Estimation of cloud fraction profile in shallow convection using a scanning cloud radar

 

Submitter:

Kollias, Pavlos — Stony Brook University
Oue, Mariko — Stony Brook University

Area of research:

Cloud Distributions/Characterizations

Journal Reference:

Oue M, P Kollias, KW North, A Tatarevic, S Endo, AM Vogelmann, and WI Gustafson Jr.. 2016. "Estimation of cloud fraction profile in shallow convection using a scanning cloud radar." Geophysical Research Letters, 43(20), 10.1002/2016gl070776.

Science

Shallow convection plays a critical role in the heat and moisture transfer between the boundary layer and free atmosphere above about 2 km. However, with an average spatial scale of 0.5–1.5 km, shallow cumuli are not resolved in weather forecast and climate models, and their broken cloud coverage results in uncertainties in estimations of domain-averaged cloud fraction profiles (CFP, Fig. 1).

Impact

An objective method is proposed for estimating domain-averaged CFP using observed statistics of Ka-band scanning cloud radar (Ka-SACR) hydrometeor detection with height to estimate optimum sampling regions. This method shows good agreement with simulated CFP from large-eddy simulations (LES). The new techniques developed in the study increase confidence in the retrieved CFP when looking at the true atmosphere and improve our ability to compare model output with cloud radar observations for shallow cumulus cloud conditions.

Summary

This study is the first to use LES output from the new LES ARM Symbiotic Simulation and Observation (LASSO) capabilities currently under development. LES from LASSO and of the RACORO field campaign provide detailed cloud fields that serve as proxies of true cloud fields. The LES combined with a radar simulator provide an estimate of what can be observed in the atmosphere.

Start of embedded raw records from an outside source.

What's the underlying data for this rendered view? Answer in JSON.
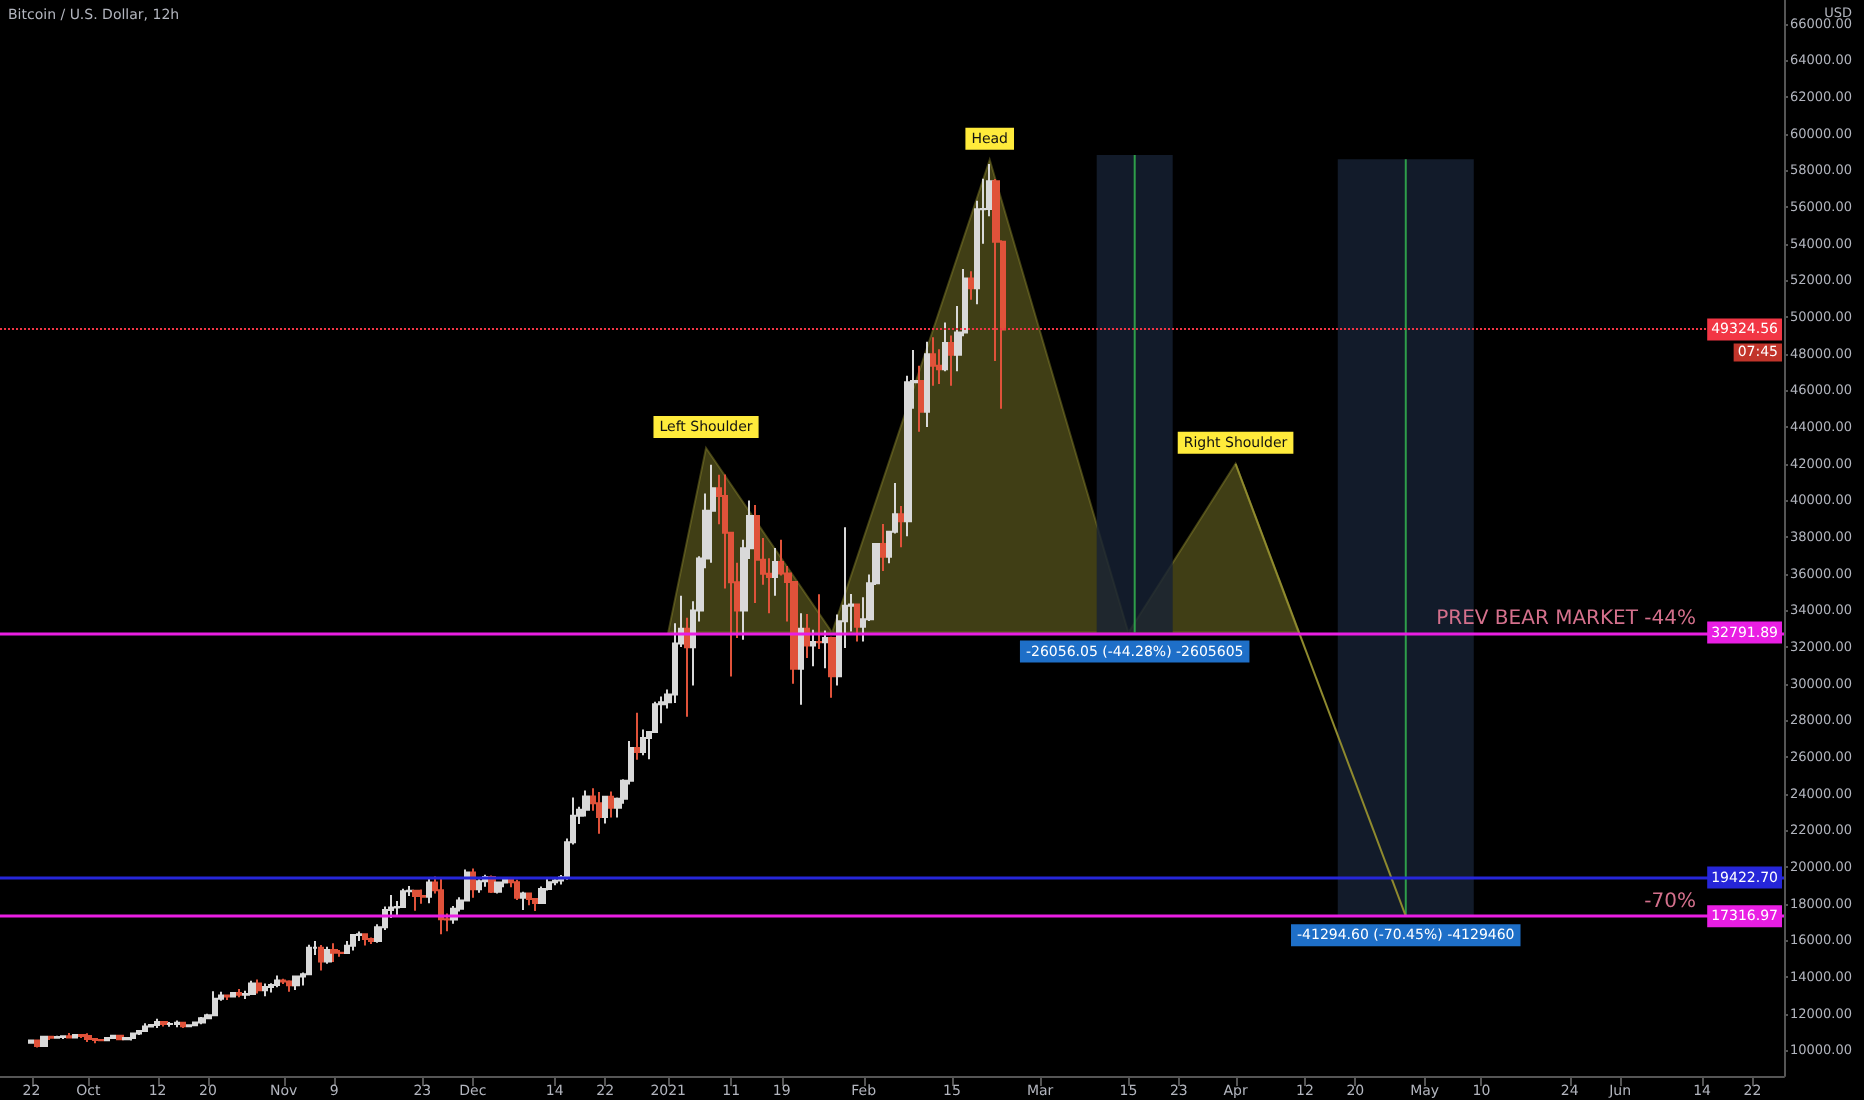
{
  "chart_data": {
    "type": "candlestick",
    "title": "Bitcoin / U.S. Dollar, 12h",
    "ylabel": "USD",
    "xlim": [
      "2020-09-17",
      "2021-06-27"
    ],
    "xticks": [
      {
        "value": "2020-09-22",
        "label": "22"
      },
      {
        "value": "2020-10-01",
        "label": "Oct"
      },
      {
        "value": "2020-10-12",
        "label": "12"
      },
      {
        "value": "2020-10-20",
        "label": "20"
      },
      {
        "value": "2020-11-01",
        "label": "Nov"
      },
      {
        "value": "2020-11-09",
        "label": "9"
      },
      {
        "value": "2020-11-23",
        "label": "23"
      },
      {
        "value": "2020-12-01",
        "label": "Dec"
      },
      {
        "value": "2020-12-14",
        "label": "14"
      },
      {
        "value": "2020-12-22",
        "label": "22"
      },
      {
        "value": "2021-01-01",
        "label": "2021"
      },
      {
        "value": "2021-01-11",
        "label": "11"
      },
      {
        "value": "2021-01-19",
        "label": "19"
      },
      {
        "value": "2021-02-01",
        "label": "Feb"
      },
      {
        "value": "2021-02-15",
        "label": "15"
      },
      {
        "value": "2021-03-01",
        "label": "Mar"
      },
      {
        "value": "2021-03-15",
        "label": "15"
      },
      {
        "value": "2021-03-23",
        "label": "23"
      },
      {
        "value": "2021-04-01",
        "label": "Apr"
      },
      {
        "value": "2021-04-12",
        "label": "12"
      },
      {
        "value": "2021-04-20",
        "label": "20"
      },
      {
        "value": "2021-05-01",
        "label": "May"
      },
      {
        "value": "2021-05-10",
        "label": "10"
      },
      {
        "value": "2021-05-24",
        "label": "24"
      },
      {
        "value": "2021-06-01",
        "label": "Jun"
      },
      {
        "value": "2021-06-14",
        "label": "14"
      },
      {
        "value": "2021-06-22",
        "label": "22"
      }
    ],
    "ylim": [
      8600,
      67300
    ],
    "yticks": [
      {
        "value": 10000,
        "label": "10000.00"
      },
      {
        "value": 12000,
        "label": "12000.00"
      },
      {
        "value": 14000,
        "label": "14000.00"
      },
      {
        "value": 16000,
        "label": "16000.00"
      },
      {
        "value": 18000,
        "label": "18000.00"
      },
      {
        "value": 20000,
        "label": "20000.00"
      },
      {
        "value": 22000,
        "label": "22000.00"
      },
      {
        "value": 24000,
        "label": "24000.00"
      },
      {
        "value": 26000,
        "label": "26000.00"
      },
      {
        "value": 28000,
        "label": "28000.00"
      },
      {
        "value": 30000,
        "label": "30000.00"
      },
      {
        "value": 32000,
        "label": "32000.00"
      },
      {
        "value": 34000,
        "label": "34000.00"
      },
      {
        "value": 36000,
        "label": "36000.00"
      },
      {
        "value": 38000,
        "label": "38000.00"
      },
      {
        "value": 40000,
        "label": "40000.00"
      },
      {
        "value": 42000,
        "label": "42000.00"
      },
      {
        "value": 44000,
        "label": "44000.00"
      },
      {
        "value": 46000,
        "label": "46000.00"
      },
      {
        "value": 48000,
        "label": "48000.00"
      },
      {
        "value": 50000,
        "label": "50000.00"
      },
      {
        "value": 52000,
        "label": "52000.00"
      },
      {
        "value": 54000,
        "label": "54000.00"
      },
      {
        "value": 56000,
        "label": "56000.00"
      },
      {
        "value": 58000,
        "label": "58000.00"
      },
      {
        "value": 60000,
        "label": "60000.00"
      },
      {
        "value": 62000,
        "label": "62000.00"
      },
      {
        "value": 64000,
        "label": "64000.00"
      },
      {
        "value": 66000,
        "label": "66000.00"
      }
    ],
    "series": [
      {
        "type": "candlestick",
        "x": [
          "2020-09-22",
          "2020-09-23",
          "2020-09-24",
          "2020-09-25",
          "2020-09-26",
          "2020-09-27",
          "2020-09-28",
          "2020-09-29",
          "2020-09-30",
          "2020-10-01",
          "2020-10-02",
          "2020-10-03",
          "2020-10-04",
          "2020-10-05",
          "2020-10-06",
          "2020-10-07",
          "2020-10-08",
          "2020-10-09",
          "2020-10-10",
          "2020-10-11",
          "2020-10-12",
          "2020-10-13",
          "2020-10-14",
          "2020-10-15",
          "2020-10-16",
          "2020-10-17",
          "2020-10-18",
          "2020-10-19",
          "2020-10-20",
          "2020-10-21",
          "2020-10-22",
          "2020-10-23",
          "2020-10-24",
          "2020-10-25",
          "2020-10-26",
          "2020-10-27",
          "2020-10-28",
          "2020-10-29",
          "2020-10-30",
          "2020-10-31",
          "2020-11-01",
          "2020-11-02",
          "2020-11-03",
          "2020-11-04",
          "2020-11-05",
          "2020-11-06",
          "2020-11-07",
          "2020-11-08",
          "2020-11-09",
          "2020-11-10",
          "2020-11-11",
          "2020-11-12",
          "2020-11-13",
          "2020-11-14",
          "2020-11-15",
          "2020-11-16",
          "2020-11-17",
          "2020-11-18",
          "2020-11-19",
          "2020-11-20",
          "2020-11-21",
          "2020-11-22",
          "2020-11-23",
          "2020-11-24",
          "2020-11-25",
          "2020-11-26",
          "2020-11-27",
          "2020-11-28",
          "2020-11-29",
          "2020-11-30",
          "2020-12-01",
          "2020-12-02",
          "2020-12-03",
          "2020-12-04",
          "2020-12-05",
          "2020-12-06",
          "2020-12-07",
          "2020-12-08",
          "2020-12-09",
          "2020-12-10",
          "2020-12-11",
          "2020-12-12",
          "2020-12-13",
          "2020-12-14",
          "2020-12-15",
          "2020-12-16",
          "2020-12-17",
          "2020-12-18",
          "2020-12-19",
          "2020-12-20",
          "2020-12-21",
          "2020-12-22",
          "2020-12-23",
          "2020-12-24",
          "2020-12-25",
          "2020-12-26",
          "2020-12-27",
          "2020-12-28",
          "2020-12-29",
          "2020-12-30",
          "2020-12-31",
          "2021-01-01",
          "2021-01-02",
          "2021-01-03",
          "2021-01-04",
          "2021-01-05",
          "2021-01-06",
          "2021-01-07",
          "2021-01-08",
          "2021-01-09",
          "2021-01-10",
          "2021-01-11",
          "2021-01-12",
          "2021-01-13",
          "2021-01-14",
          "2021-01-15",
          "2021-01-16",
          "2021-01-17",
          "2021-01-18",
          "2021-01-19",
          "2021-01-20",
          "2021-01-21",
          "2021-01-22",
          "2021-01-23",
          "2021-01-24",
          "2021-01-25",
          "2021-01-26",
          "2021-01-27",
          "2021-01-28",
          "2021-01-29",
          "2021-01-30",
          "2021-01-31",
          "2021-02-01",
          "2021-02-02",
          "2021-02-03",
          "2021-02-04",
          "2021-02-05",
          "2021-02-06",
          "2021-02-07",
          "2021-02-08",
          "2021-02-09",
          "2021-02-10",
          "2021-02-11",
          "2021-02-12",
          "2021-02-13",
          "2021-02-14",
          "2021-02-15",
          "2021-02-16",
          "2021-02-17",
          "2021-02-18",
          "2021-02-19",
          "2021-02-20",
          "2021-02-21",
          "2021-02-22",
          "2021-02-23"
        ],
        "ohlc": [
          [
            10420,
            10580,
            10360,
            10530
          ],
          [
            10530,
            10540,
            10150,
            10240
          ],
          [
            10240,
            10790,
            10200,
            10740
          ],
          [
            10740,
            10760,
            10560,
            10690
          ],
          [
            10690,
            10790,
            10650,
            10730
          ],
          [
            10730,
            10800,
            10620,
            10770
          ],
          [
            10770,
            10950,
            10650,
            10700
          ],
          [
            10700,
            10860,
            10650,
            10840
          ],
          [
            10840,
            10850,
            10670,
            10780
          ],
          [
            10780,
            10930,
            10450,
            10620
          ],
          [
            10620,
            10640,
            10380,
            10570
          ],
          [
            10570,
            10600,
            10500,
            10550
          ],
          [
            10550,
            10700,
            10530,
            10670
          ],
          [
            10670,
            10800,
            10620,
            10790
          ],
          [
            10790,
            10800,
            10550,
            10600
          ],
          [
            10600,
            10690,
            10570,
            10670
          ],
          [
            10670,
            10960,
            10530,
            10920
          ],
          [
            10920,
            11100,
            10830,
            11060
          ],
          [
            11060,
            11480,
            11060,
            11300
          ],
          [
            11300,
            11440,
            11280,
            11380
          ],
          [
            11380,
            11720,
            11220,
            11540
          ],
          [
            11540,
            11560,
            11300,
            11430
          ],
          [
            11430,
            11550,
            11290,
            11430
          ],
          [
            11430,
            11630,
            11260,
            11510
          ],
          [
            11510,
            11540,
            11220,
            11320
          ],
          [
            11320,
            11420,
            11310,
            11370
          ],
          [
            11370,
            11530,
            11350,
            11520
          ],
          [
            11520,
            11820,
            11420,
            11750
          ],
          [
            11750,
            12000,
            11690,
            11920
          ],
          [
            11920,
            13220,
            11900,
            12820
          ],
          [
            12820,
            13200,
            12700,
            12990
          ],
          [
            12990,
            13030,
            12740,
            12940
          ],
          [
            12940,
            13170,
            12900,
            13130
          ],
          [
            13130,
            13350,
            12900,
            13030
          ],
          [
            13030,
            13250,
            12800,
            13070
          ],
          [
            13070,
            13790,
            13060,
            13650
          ],
          [
            13650,
            13860,
            13100,
            13280
          ],
          [
            13280,
            13650,
            12950,
            13460
          ],
          [
            13460,
            13660,
            13150,
            13560
          ],
          [
            13560,
            14080,
            13440,
            13810
          ],
          [
            13810,
            13900,
            13620,
            13760
          ],
          [
            13760,
            13820,
            13200,
            13550
          ],
          [
            13550,
            14070,
            13290,
            14030
          ],
          [
            14030,
            14250,
            13540,
            14150
          ],
          [
            14150,
            15760,
            14100,
            15590
          ],
          [
            15590,
            15970,
            15200,
            15590
          ],
          [
            15590,
            15750,
            14350,
            14840
          ],
          [
            14840,
            15650,
            14720,
            15480
          ],
          [
            15480,
            15840,
            14820,
            15330
          ],
          [
            15330,
            15480,
            15110,
            15310
          ],
          [
            15310,
            15960,
            15290,
            15700
          ],
          [
            15700,
            16340,
            15440,
            16290
          ],
          [
            16290,
            16480,
            15960,
            16330
          ],
          [
            16330,
            16330,
            15720,
            16070
          ],
          [
            16070,
            16150,
            15800,
            15960
          ],
          [
            15960,
            16880,
            15870,
            16720
          ],
          [
            16720,
            17850,
            16560,
            17650
          ],
          [
            17650,
            18480,
            17220,
            17790
          ],
          [
            17790,
            18150,
            17350,
            17820
          ],
          [
            17820,
            18810,
            17760,
            18680
          ],
          [
            18680,
            18960,
            18420,
            18710
          ],
          [
            18710,
            18740,
            17620,
            18420
          ],
          [
            18420,
            18770,
            18000,
            18380
          ],
          [
            18380,
            19420,
            18030,
            19160
          ],
          [
            19160,
            19490,
            18550,
            18730
          ],
          [
            18730,
            19370,
            16330,
            17150
          ],
          [
            17150,
            17470,
            16500,
            17140
          ],
          [
            17140,
            17880,
            16900,
            17720
          ],
          [
            17720,
            18350,
            17570,
            18180
          ],
          [
            18180,
            19860,
            18180,
            19700
          ],
          [
            19700,
            19920,
            18330,
            18790
          ],
          [
            18790,
            19330,
            18600,
            19220
          ],
          [
            19220,
            19580,
            18920,
            19450
          ],
          [
            19450,
            19540,
            18580,
            18650
          ],
          [
            18650,
            19180,
            18550,
            19150
          ],
          [
            19150,
            19420,
            18900,
            19360
          ],
          [
            19360,
            19420,
            18900,
            19170
          ],
          [
            19170,
            19300,
            18200,
            18320
          ],
          [
            18320,
            18650,
            17650,
            18550
          ],
          [
            18550,
            18570,
            17920,
            18250
          ],
          [
            18250,
            18280,
            17600,
            18040
          ],
          [
            18040,
            18940,
            18020,
            18800
          ],
          [
            18800,
            19400,
            18720,
            19170
          ],
          [
            19170,
            19350,
            19000,
            19270
          ],
          [
            19270,
            19570,
            19050,
            19440
          ],
          [
            19440,
            21560,
            19300,
            21350
          ],
          [
            21350,
            23800,
            21230,
            22800
          ],
          [
            22800,
            23290,
            22350,
            23130
          ],
          [
            23130,
            24170,
            22760,
            23850
          ],
          [
            23850,
            24300,
            23070,
            23480
          ],
          [
            23480,
            24100,
            21820,
            22730
          ],
          [
            22730,
            23840,
            22370,
            23830
          ],
          [
            23830,
            24120,
            22700,
            23240
          ],
          [
            23240,
            23800,
            22700,
            23730
          ],
          [
            23730,
            24790,
            23450,
            24710
          ],
          [
            24710,
            26870,
            24500,
            26490
          ],
          [
            26490,
            28420,
            25850,
            26280
          ],
          [
            26280,
            27500,
            26100,
            27040
          ],
          [
            27040,
            27400,
            25880,
            27370
          ],
          [
            27370,
            29020,
            27330,
            28880
          ],
          [
            28880,
            29300,
            27850,
            28990
          ],
          [
            28990,
            29680,
            28650,
            29410
          ],
          [
            29410,
            33300,
            28950,
            32200
          ],
          [
            32200,
            34800,
            32000,
            33000
          ],
          [
            33000,
            33600,
            28200,
            31990
          ],
          [
            31990,
            34500,
            29900,
            33990
          ],
          [
            33990,
            36950,
            33400,
            36830
          ],
          [
            36830,
            40380,
            36300,
            39440
          ],
          [
            39440,
            41950,
            36600,
            40670
          ],
          [
            40670,
            41400,
            38700,
            40240
          ],
          [
            40240,
            41420,
            35200,
            38240
          ],
          [
            38240,
            38270,
            30400,
            35540
          ],
          [
            35540,
            36600,
            32500,
            34000
          ],
          [
            34000,
            37850,
            32400,
            37390
          ],
          [
            37390,
            40000,
            36800,
            39150
          ],
          [
            39150,
            39750,
            34400,
            36770
          ],
          [
            36770,
            37950,
            35400,
            36000
          ],
          [
            36000,
            36850,
            33850,
            35820
          ],
          [
            35820,
            37400,
            34800,
            36640
          ],
          [
            36640,
            37850,
            35900,
            36010
          ],
          [
            36010,
            36420,
            33400,
            35550
          ],
          [
            35550,
            35600,
            30000,
            30820
          ],
          [
            30820,
            33850,
            28850,
            33000
          ],
          [
            33000,
            33800,
            31400,
            32090
          ],
          [
            32090,
            32950,
            30950,
            32280
          ],
          [
            32280,
            34880,
            31900,
            32260
          ],
          [
            32260,
            32900,
            30840,
            32500
          ],
          [
            32500,
            32560,
            29240,
            30410
          ],
          [
            30410,
            33780,
            29900,
            33410
          ],
          [
            33410,
            38530,
            31950,
            34260
          ],
          [
            34260,
            34900,
            32850,
            34320
          ],
          [
            34320,
            34340,
            32300,
            33110
          ],
          [
            33110,
            34720,
            32300,
            33520
          ],
          [
            33520,
            35960,
            33420,
            35480
          ],
          [
            35480,
            37660,
            35380,
            37620
          ],
          [
            37620,
            38710,
            36150,
            36930
          ],
          [
            36930,
            38310,
            36570,
            38290
          ],
          [
            38290,
            40950,
            38200,
            39250
          ],
          [
            39250,
            39700,
            37450,
            38870
          ],
          [
            38870,
            46800,
            38050,
            46450
          ],
          [
            46450,
            48200,
            45000,
            46510
          ],
          [
            46510,
            47350,
            43750,
            44840
          ],
          [
            44840,
            48650,
            44000,
            47970
          ],
          [
            47970,
            48900,
            46250,
            47350
          ],
          [
            47350,
            48250,
            46350,
            47160
          ],
          [
            47160,
            49700,
            47050,
            48590
          ],
          [
            48590,
            49000,
            46250,
            47950
          ],
          [
            47950,
            50600,
            47050,
            49160
          ],
          [
            49160,
            52620,
            48950,
            52110
          ],
          [
            52110,
            52500,
            50950,
            51570
          ],
          [
            51570,
            56350,
            50700,
            55890
          ],
          [
            55890,
            57550,
            54000,
            55900
          ],
          [
            55900,
            58350,
            55500,
            57410
          ],
          [
            57410,
            57530,
            47600,
            54110
          ],
          [
            54110,
            54200,
            45000,
            49324.56
          ]
        ]
      },
      {
        "type": "area",
        "color": "#8f8a2e",
        "x": [
          "2021-01-01",
          "2021-01-07",
          "2021-01-27",
          "2021-02-21",
          "2021-03-15",
          "2021-04-01",
          "2021-04-11"
        ],
        "values": [
          32790,
          42860,
          32790,
          58580,
          32790,
          42000,
          32790
        ]
      },
      {
        "type": "line",
        "color": "#8f8a2e",
        "x": [
          "2021-04-01",
          "2021-04-28"
        ],
        "values": [
          42000,
          17320
        ]
      },
      {
        "type": "bar",
        "color": "#172235",
        "x": [
          "2021-03-16",
          "2021-04-28"
        ],
        "base": [
          58844,
          58615
        ],
        "values": [
          -26056.05,
          -41294.6
        ],
        "value_labels": [
          "-26056.05 (-44.28%) -2605605",
          "-41294.60 (-70.45%) -4129460"
        ]
      }
    ],
    "ref_lines": [
      {
        "axis": "y",
        "value": 49324.56,
        "label": "49324.56",
        "color": "#f23645",
        "line_style": "dotted"
      },
      {
        "axis": "y",
        "value": 32791.89,
        "label": "32791.89",
        "color": "#e91ee3"
      },
      {
        "axis": "y",
        "value": 19422.7,
        "label": "19422.70",
        "color": "#2626d9"
      },
      {
        "axis": "y",
        "value": 17316.97,
        "label": "17316.97",
        "color": "#e91ee3"
      }
    ],
    "annotations": [
      {
        "text": "Left Shoulder",
        "x": "2021-01-07",
        "y": 42860
      },
      {
        "text": "Head",
        "x": "2021-02-21",
        "y": 58580
      },
      {
        "text": "Right Shoulder",
        "x": "2021-04-01",
        "y": 42000
      },
      {
        "text": "PREV BEAR MARKET -44%",
        "y": 32791.89
      },
      {
        "text": "-70%",
        "y": 17316.97
      },
      "07:45"
    ]
  }
}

Uncertainties in domain-averaged CFP estimates are addressed using LES of shallow convection over the SGP coupled with a radar simulator. The radar simulation analysis indicates that observation from a single vertically-pointing Ka-band radar (KAZR) is inadequate to provide reliable CFPs (Fig. 1b). Use of Ka-SACR, performing a sequence of cross-wind horizon-to-horizon scans, is not straightforward because radar sensitivity decreases with distance. Sampling a small region in the vicinity of Ka-SACR ensures higher sensitivity, but this results in undersampling the overall cloud field. Alternatively, a larger sampling region ensures sampling more clouds, but the lower sensitivity farther from the radar underestimates the CFP. Using the cumulative distribution function (CDF) of reflectivity as a function of altitude, as depicted in Fig. 2a, an optimal minimum detectable reflectivity at each height is determined from the CDF isoline that provides an optimum selection of region size and radar sensitivity. The Ka-SACR observations need to be conducted for 35 min or more for CFP estimates to converge with the LES-simulated CFP (Fig. 2b) with an RMSE less than 1% on the order of 5% CFPs.